Brain Tumor: Chemotherapy

Special cancer drugs (chemotherapeutics) are used to kill brain tumor cells or to stop their reproduction. If the chemotherapy is done before surgery (to make the tumor smaller), it is called neoadjuvant chemotherapy. On the other hand, if it adheres to the surgical brain tumor removal (to kill residual tumor cells), professionals call it adjuvant.

Different medicines are suitable for the different types of brain tumors. Some brain tumors do not even respond to chemotherapy and must therefore be treated with another therapy.

Unlike other cancers, in a brain tumor chemotherapeutics first have to cross the blood-brain barrier to reach their destination. In individual cases, the chemotherapeutic agents can also be injected directly into the spinal canal. They then enter the brain with the nerve water.

As with radiotherapy, chemotherapy also detects healthy cells. This can cause certain side effects, such as a disorder of blood formation. The typical side effects of the drugs used are discussed in a doctor's consultation before treatment.

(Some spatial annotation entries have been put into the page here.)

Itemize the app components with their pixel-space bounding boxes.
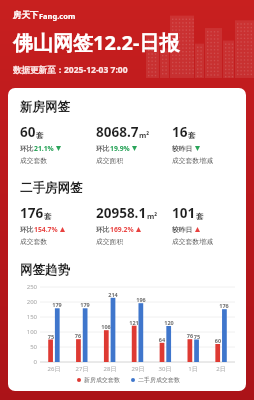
staticText: 成交面积 [96, 237, 124, 246]
staticText: 较昨日 [172, 144, 193, 153]
staticText: 成交套数增减 [172, 156, 213, 165]
staticText: 27日 [71, 365, 93, 373]
staticText: 50 [20, 343, 37, 351]
staticText: 套 [36, 131, 44, 140]
staticText: 2日 [210, 365, 232, 373]
staticText: 环比 [96, 225, 110, 234]
staticText: 176 [214, 302, 234, 309]
button[interactable]: 20958.1 [96, 204, 172, 246]
staticText: 8068.7 [96, 123, 139, 141]
button[interactable]: 8068.7 [96, 123, 172, 165]
staticText: 64 [152, 336, 172, 343]
staticText: 0 [20, 358, 37, 366]
staticText: 101 [172, 204, 196, 222]
staticText: 数据更新至：2025-12-03 7:00 [13, 64, 128, 76]
staticText: 新房网签 [20, 99, 70, 115]
staticText: 30日 [154, 365, 176, 373]
staticText: 新房成交套数 [84, 376, 120, 384]
staticText: 75 [187, 333, 207, 340]
staticText: 套 [188, 131, 196, 140]
staticText: 214 [103, 291, 123, 298]
staticText: 179 [47, 301, 67, 308]
staticText: 较昨日 [172, 225, 193, 234]
staticText: 169.2% [110, 225, 134, 234]
staticText: 29日 [127, 365, 149, 373]
staticText: 成交套数 [20, 237, 48, 246]
staticText: 200 [20, 298, 37, 306]
staticText: 60 [208, 337, 228, 344]
staticText: 套 [196, 212, 204, 221]
staticText: 成交面积 [96, 156, 124, 165]
staticText: 154.7% [34, 225, 58, 234]
staticText: 20958.1 [96, 204, 147, 222]
staticText: 成交套数增减 [172, 237, 213, 246]
staticText: 佛山网签12.2-日报 [13, 29, 180, 56]
staticText: 二手房网签 [20, 180, 83, 196]
staticText: 176 [20, 204, 44, 222]
staticText: 150 [20, 313, 37, 321]
staticText: 26日 [43, 365, 65, 373]
button[interactable]: 176 [20, 204, 96, 246]
staticText: 套 [44, 212, 52, 221]
staticText: 75 [41, 333, 61, 340]
staticText: 250 [20, 283, 37, 291]
staticText: 房天下 [13, 10, 39, 21]
staticText: 100 [20, 328, 37, 336]
staticText: 16 [172, 123, 188, 141]
staticText: 成交套数 [20, 156, 48, 165]
staticText: 28日 [99, 365, 121, 373]
button[interactable]: 二手房成交套数 [131, 376, 180, 384]
staticText: 环比 [20, 144, 34, 153]
staticText: 196 [131, 296, 151, 303]
button[interactable]: 101 [172, 204, 237, 246]
button[interactable]: 16 [172, 123, 237, 165]
staticText: 环比 [20, 225, 34, 234]
staticText: 120 [159, 319, 179, 326]
staticText: 1日 [182, 365, 204, 373]
staticText: 121 [124, 319, 144, 326]
staticText: 二手房成交套数 [138, 376, 180, 384]
staticText: 76 [180, 332, 200, 339]
staticText: 网签趋势 [20, 262, 70, 278]
button[interactable]: 新房成交套数 [77, 376, 120, 384]
staticText: 76 [68, 332, 88, 339]
button[interactable]: 60 [20, 123, 96, 165]
staticText: 106 [96, 323, 116, 330]
staticText: 179 [75, 301, 95, 308]
button[interactable]: 房天下 [13, 10, 76, 21]
staticText: m² [139, 130, 150, 140]
staticText: 21.1% [34, 144, 54, 153]
staticText: 60 [20, 123, 36, 141]
staticText: m² [147, 211, 158, 221]
staticText: Fang.com [39, 11, 76, 21]
staticText: 19.9% [110, 144, 130, 153]
staticText: 环比 [96, 144, 110, 153]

Brain Tumor: Supportive Therapy

The term "supportive therapy" summarizes all measures that support the patient during his illness. It does not fight the tumor directly, but only the symptoms that it causes or the treatment (such as chemotherapy). For example, headache, increased intracranial pressure, vomiting, nausea, pain, infections or blood changes can be treated with medication. A psycho-oncological care can also be part of the supportive therapy: It is intended to support patients and their relatives in dealing with the serious illness.

Read more about the therapies

  • craniotomy

Brain tumor: disease course and prognosis

Every brain tumor has a different prognosis. The course of the disease and the chances of cerebral tumor healing depend very much on how the tissue of the tumor is built up and how fast it grows. As an indication to physicians and patients, the WHO has developed a classification of tumors according to severity. Overall, there are four severity levels, which are mainly defined by the tissue examination:

  • Grade I: Benign brain tumor with slow growth and very good prognosis
  • Grade II: Benign brain tumor, but can turn into a malignant
  • Grade III: Malignant brain tumor
  • Grade IV: Very malignant brain tumor with fast growth and poor prognosis
This classification serves not only to estimate the personal brain tumor healing chances. It also focuses on how a brain tumor is treated. Thus, a first-degree brain tumor can usually be cured by a brain tumor operation. A second-degree brain tumor can recur after surgery. At WHO grade III or IV, the brain tumorHealing chances so bad that after surgery in each case a radiation and / or chemotherapy is recommended.